At the time of this study, 871 participants were identified to have information for hypertension and lead. Of these, 521 participants (59.8%) had a known diagnosis of hypertension, were receiving an antihypertensive agent, or had elevated SBP/DBP at the time of bone lead assessment. Forty‐two participants were additionally excluded because of incomplete information on covariates, yielding 475 as our final sample. Resistant hypertension status was determined without knowledge of bone lead levels.
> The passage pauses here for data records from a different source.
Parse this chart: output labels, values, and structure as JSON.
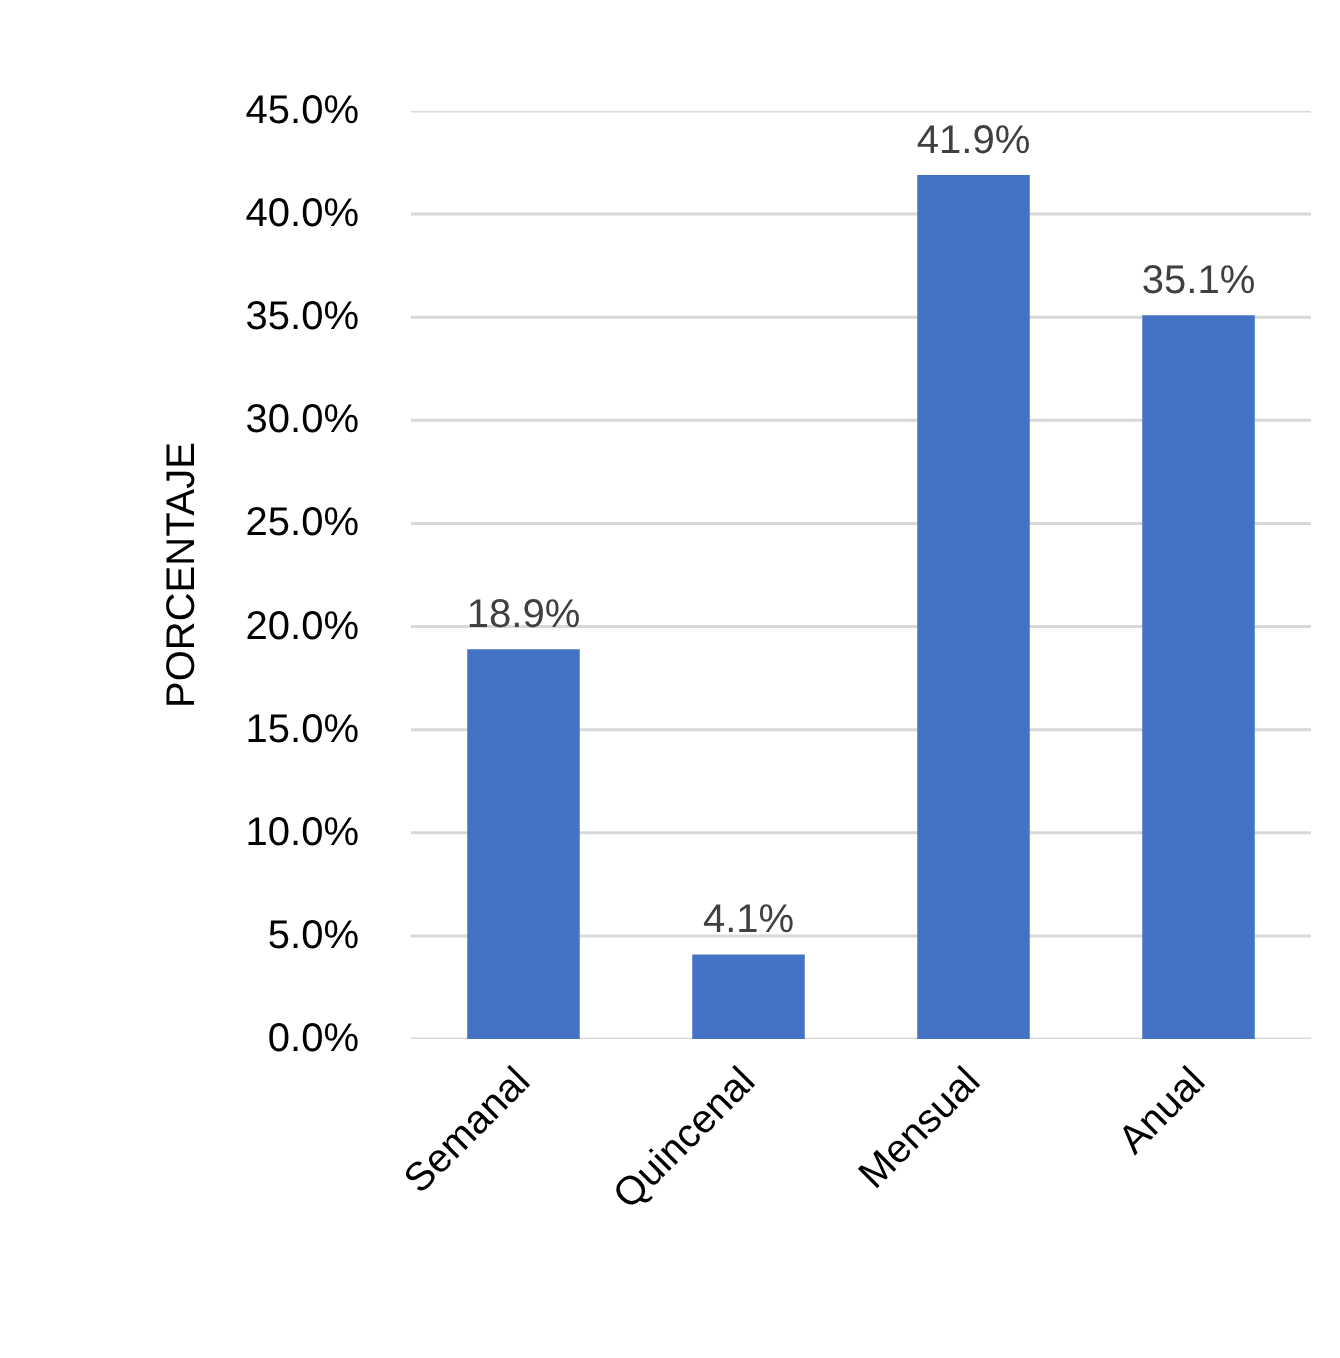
{
  "chart_data": {
    "type": "bar",
    "ylabel": "PORCENTAJE",
    "categories": [
      "Semanal",
      "Quincenal",
      "Mensual",
      "Anual"
    ],
    "values": [
      18.9,
      4.1,
      41.9,
      35.1
    ],
    "color": "#4472c4",
    "value_labels": [
      "18.9%",
      "4.1%",
      "41.9%",
      "35.1%"
    ],
    "ylim": [
      0,
      45
    ],
    "yticks": [
      {
        "value": 0,
        "label": "0.0%"
      },
      {
        "value": 5,
        "label": "5.0%"
      },
      {
        "value": 10,
        "label": "10.0%"
      },
      {
        "value": 15,
        "label": "15.0%"
      },
      {
        "value": 20,
        "label": "20.0%"
      },
      {
        "value": 25,
        "label": "25.0%"
      },
      {
        "value": 30,
        "label": "30.0%"
      },
      {
        "value": 35,
        "label": "35.0%"
      },
      {
        "value": 40,
        "label": "40.0%"
      },
      {
        "value": 45,
        "label": "45.0%"
      }
    ],
    "grid": "y"
  }
}
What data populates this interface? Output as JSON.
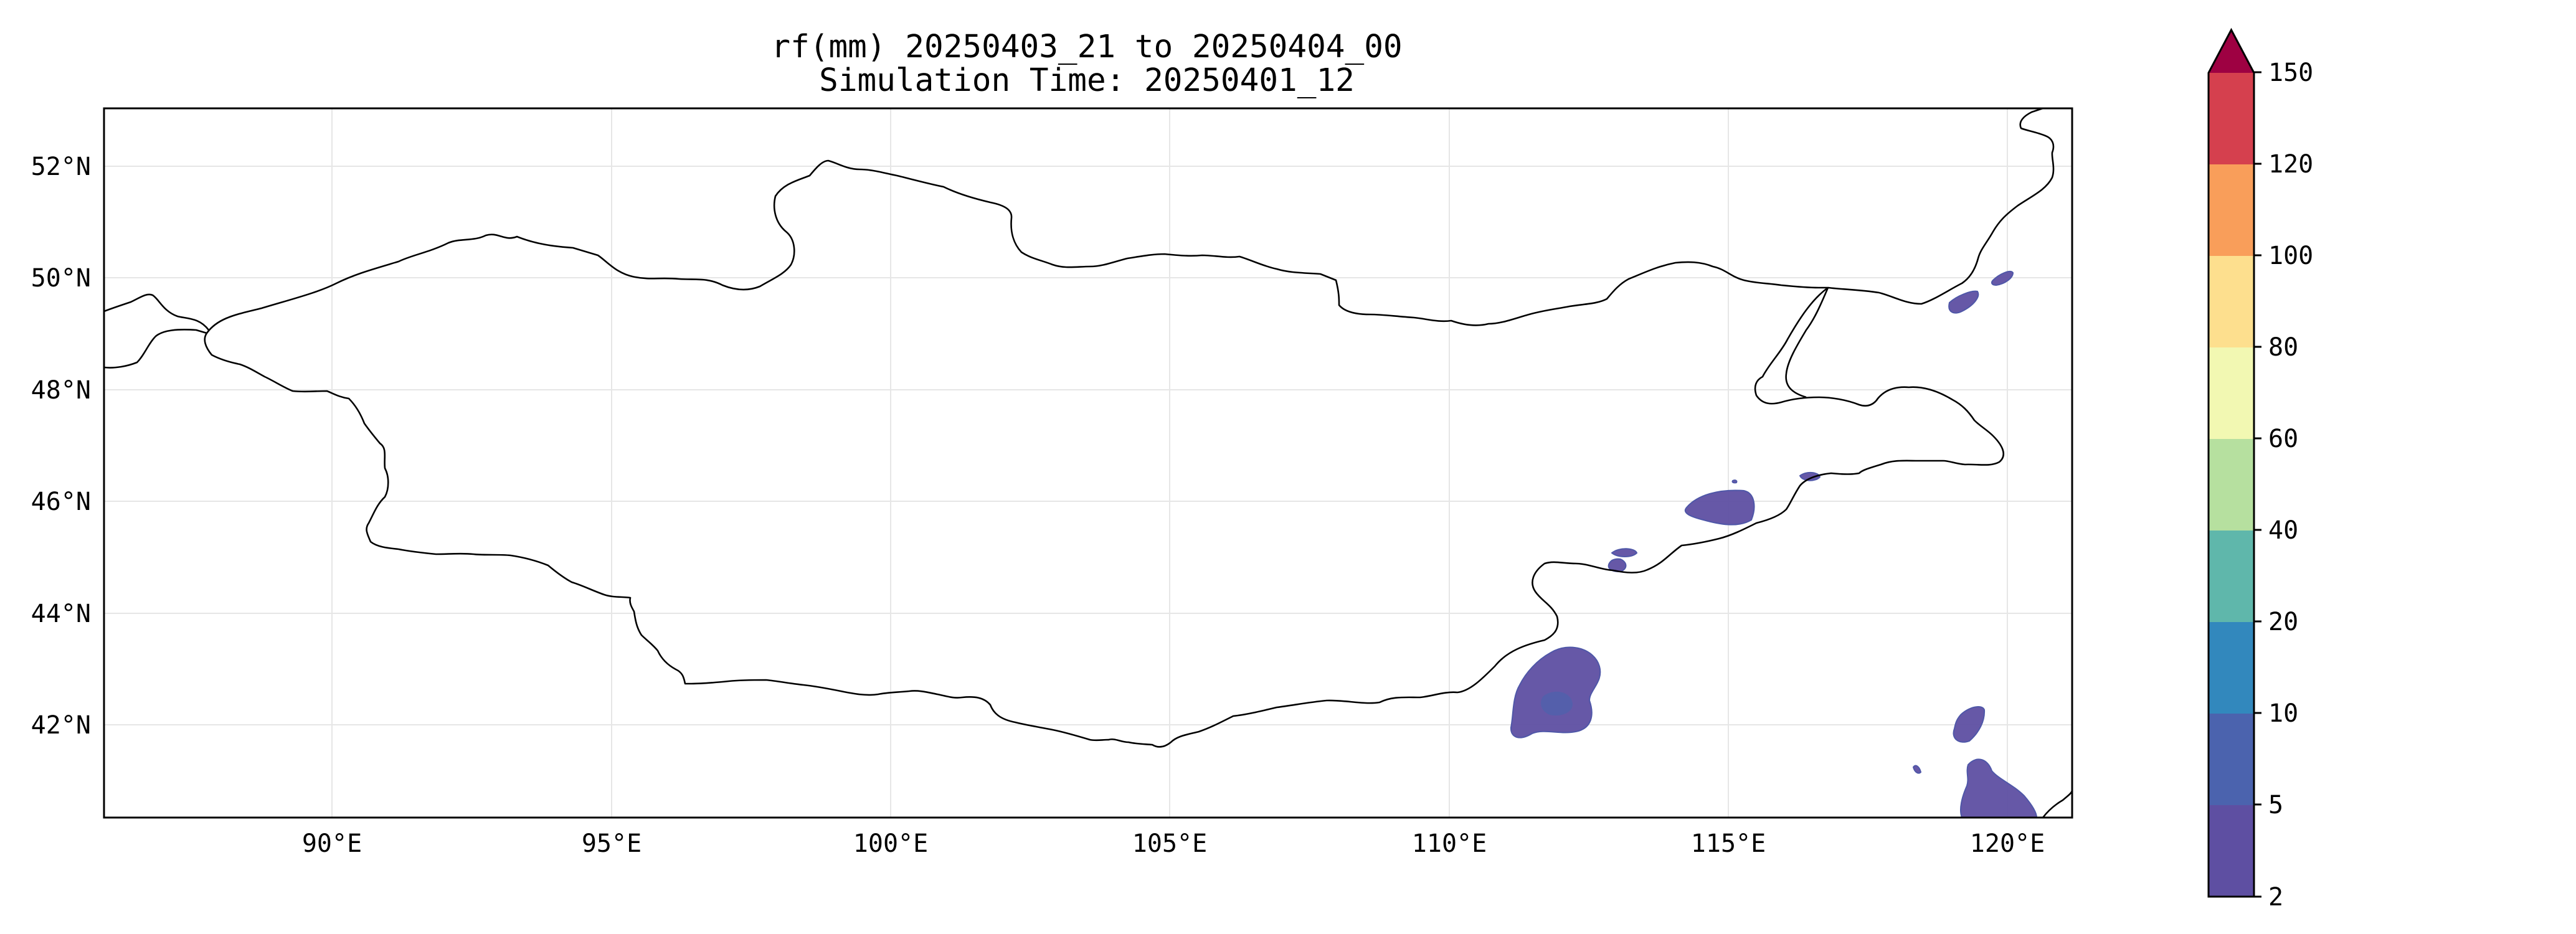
{
  "title": {
    "line1": "rf(mm) 20250403_21 to 20250404_00",
    "line2": "Simulation Time: 20250401_12"
  },
  "map": {
    "lon_ticks": [
      "90°E",
      "95°E",
      "100°E",
      "105°E",
      "110°E",
      "115°E",
      "120°E"
    ],
    "lat_ticks": [
      "52°N",
      "50°N",
      "48°N",
      "46°N",
      "44°N",
      "42°N"
    ],
    "extent": {
      "lon": [
        86,
        121.2
      ],
      "lat": [
        40.3,
        53
      ]
    },
    "gridlines": true
  },
  "colorbar": {
    "levels": [
      "2",
      "5",
      "10",
      "20",
      "40",
      "60",
      "80",
      "100",
      "120",
      "150"
    ],
    "colors": [
      "#5e4fa2",
      "#4b63ae",
      "#3288bd",
      "#5fb7ab",
      "#b6e09f",
      "#f2f8b2",
      "#fddf8e",
      "#f99e5a",
      "#d5404e",
      "#9e0142"
    ],
    "extend": "max"
  }
}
An individual was considered positive for resistant hypertension if they met the above criteria starting from one clinic visit before the date of initial bone lead measurement through the last year of data collected (from the period of 1986–2013). Individuals who were consented for NAS reported to the Ambulatory Clinical Research Center of the Brigham and Women's Hospital in Boston. All participants provided written informed consent. This study was reviewed and approved by the institutional review boards of each participating institute, the University of Michigan School of Public Health, the Harvard School of Public Health, and the Department of Veterans Affairs Boston Healthcare System.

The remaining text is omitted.